The system can be configured for photoluminescence studies to monitor PL peak shifts as a function of temperature. This is especially useful for WSe₂, MoS₂, semiconductor nanostructures and optoelectronic materials where excitonic behavior and band structure are critical.

cryoRaman Application Examples

• WSe₂ at 120 K:
  Raman images can distinguish areas with one, two and three layers based on Raman spectra.
• MoS₂/WSe₂ heterostructure at 2 K:
  Raman imaging can reveal differences in layer number, composition and orientation.
• MoS₂ under magnetic field and polarization control:
  polarization- and field-dependent Raman imaging can be used to study changes in vibrational mode intensity.
• Temperature-dependent PL of WSe₂:
  PL spectra and images recorded at different temperatures can show temperature-dependent peak shifts.

Who Should Consider cryoRaman?

cryoRaman is ideal for research groups that require Raman imaging and spectroscopy at low temperatures,
especially:

• 2D materials, van der Waals heterostructures and nano-carbon laboratories.
• Quantum materials, condensed matter physics and solid-state physics research groups.
• Semiconductor, photonics and nano-device R&D laboratories.
• Energy materials, catalysts and functional materials research teams.
• Core facilities requiring a flexible cryogenic Raman platform for multiple user groups.
• Universities and research institutes seeking advanced Raman instrumentation for high-impact publications.

Why Choose cryoRaman with 2H Instruments?

As a distributor and local support partner for Oxford Instruments Raman solutions in Vietnam, 2H Instruments helps customers define the right cryoRaman configuration based on research goals, sample types, temperature requirements, magnetic field needs and analytical workflow.

• Consultation on cryostat, laser, spectrometer, detector and software configurations.
• Support in defining technical specifications for low-temperature Raman investment projects.
• Connection with Oxford Instruments specialists for 2D materials, semiconductors, quantum materials and photonics applications.
• Training support for operation, measurement optimization and Raman/PL data interpretation.
• Technical support, maintenance and supply of accessories for Oxford Instruments Raman systems.

Frequently Asked Questions about cryoRaman

How is cryoRaman different from a standard Raman microscope?

A standard Raman microscope is mainly used at ambient or room temperature conditions. cryoRaman is designed for low-temperature Raman imaging and integrates a cryostat, nanopositioners, cryogenic Raman objectives and optional magnetic field, polarization, PL and TCSPC capabilities.

Is cryoRaman suitable for 2D materials?

Yes. 2D materials are one of the key application areas for cryoRaman, including graphene, MoS₂, WSe₂, hBN and 2D heterostructures where layer number, orientation, defects, PL and temperature-dependent behavior are important.

Can cryoRaman measure photoluminescence?

Yes.
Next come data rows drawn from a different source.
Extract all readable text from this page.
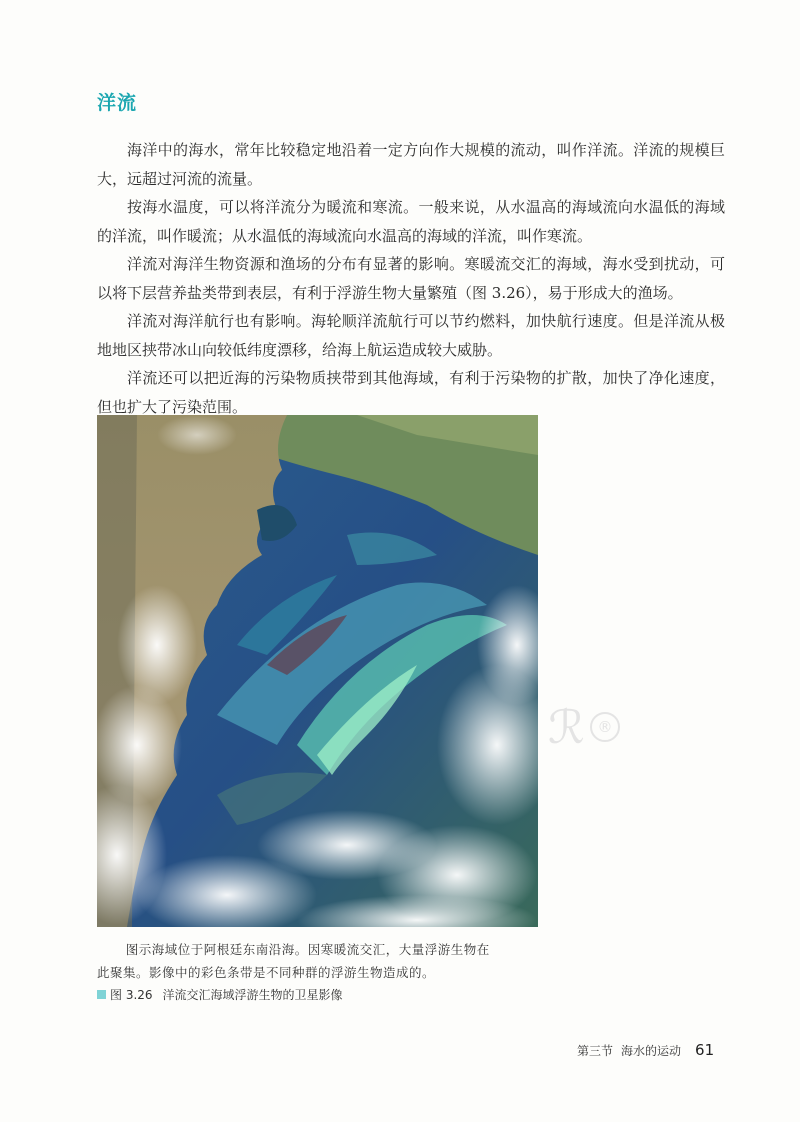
洋流

海洋中的海水，常年比较稳定地沿着一定方向作大规模的流动，叫作洋流。洋流的规模巨大，远超过河流的流量。

按海水温度，可以将洋流分为暖流和寒流。一般来说，从水温高的海域流向水温低的海域的洋流，叫作暖流；从水温低的海域流向水温高的海域的洋流，叫作寒流。

洋流对海洋生物资源和渔场的分布有显著的影响。寒暖流交汇的海域，海水受到扰动，可以将下层营养盐类带到表层，有利于浮游生物大量繁殖（图 3.26），易于形成大的渔场。

洋流对海洋航行也有影响。海轮顺洋流航行可以节约燃料，加快航行速度。但是洋流从极地地区挟带冰山向较低纬度漂移，给海上航运造成较大威胁。

洋流还可以把近海的污染物质挟带到其他海域，有利于污染物的扩散，加快了净化速度，但也扩大了污染范围。

ℛ ®
图示海域位于阿根廷东南沿海。因寒暖流交汇，大量浮游生物在此聚集。影像中的彩色条带是不同种群的浮游生物造成的。
图 3.26 洋流交汇海域浮游生物的卫星影像
第三节 海水的运动 61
The system can be configured for photoluminescence studies, including temperature-dependent PL measurements for semiconductors, 2D materials and optoelectronic structures.

Can measurements be performed under high magnetic fields?

Depending on configuration, cryoRaman can be equipped with solenoid magnets up to 12 T or vector magnets for magnetic-field-dependent Raman and PL studies.